17 Feb 2017: First revision EOMA68-RK3288 CPU Card PCB assembled

The components have all been placed onto 5 PCBs, with the exception of the RK3288, RAM ICs and eMMC. Two of the PCBs have been fully assembled with an RK3288 and the 4 DDR3 RAM ICs. The first PCB was not successful in being recognised on the USB-OTG bus. Power was all okay, but there was no activity on either the eMMC or MicroSD clock line during power-up, and the USB-OTG was not responding. Turns out that the OTG port was mis-labelled as the 2nd USB (Host) and vice-versa, so tomorrow's task will be to try using the correct port before proceeding further. Also the PCMCIA break-out board arrived so it has been possible to test using that.
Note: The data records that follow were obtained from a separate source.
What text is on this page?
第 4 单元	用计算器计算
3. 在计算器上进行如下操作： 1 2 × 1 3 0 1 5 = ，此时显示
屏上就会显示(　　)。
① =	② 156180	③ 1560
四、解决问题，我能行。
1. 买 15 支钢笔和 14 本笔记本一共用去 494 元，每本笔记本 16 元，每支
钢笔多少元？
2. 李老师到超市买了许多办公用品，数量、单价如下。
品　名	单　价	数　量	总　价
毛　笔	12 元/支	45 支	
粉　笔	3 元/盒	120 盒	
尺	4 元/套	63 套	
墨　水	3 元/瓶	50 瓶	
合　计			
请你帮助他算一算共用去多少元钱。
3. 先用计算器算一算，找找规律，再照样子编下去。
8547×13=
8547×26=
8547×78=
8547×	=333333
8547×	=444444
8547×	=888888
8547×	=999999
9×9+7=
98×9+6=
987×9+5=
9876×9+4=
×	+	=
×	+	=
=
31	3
Assembling these PCBs has been exciting as it's been done entirely using equipment in Taiwan in a "home office" environment. A small commercial pick-and-place machine was used, which is due to be replaced by an OpenPNP design. The cost of 10 8-layer PCBs here in Taiwan was only $USD 600, which is about 20% less than the cost in China. Amaazingly, using a small IR oven, the 600-pin 0.6mm pitch BGA RK3288 IC was successfully soldered on. Even the tiny 20-pin 0.5mm pitch 1.8mm x 2.0mm 3A PMICs were successful. It is a fascinating process to watch and experience. Photos to be included in this update, later.

19Feb2017: first board, memory isn't initialising at full speed: setting DDR3 clock rate down to 200mhz successfully completes DDR3 initialisation: moving on to mmc initialisation that fails spuriously which generally indicates memory unreliability. attempting the bootup with a second board.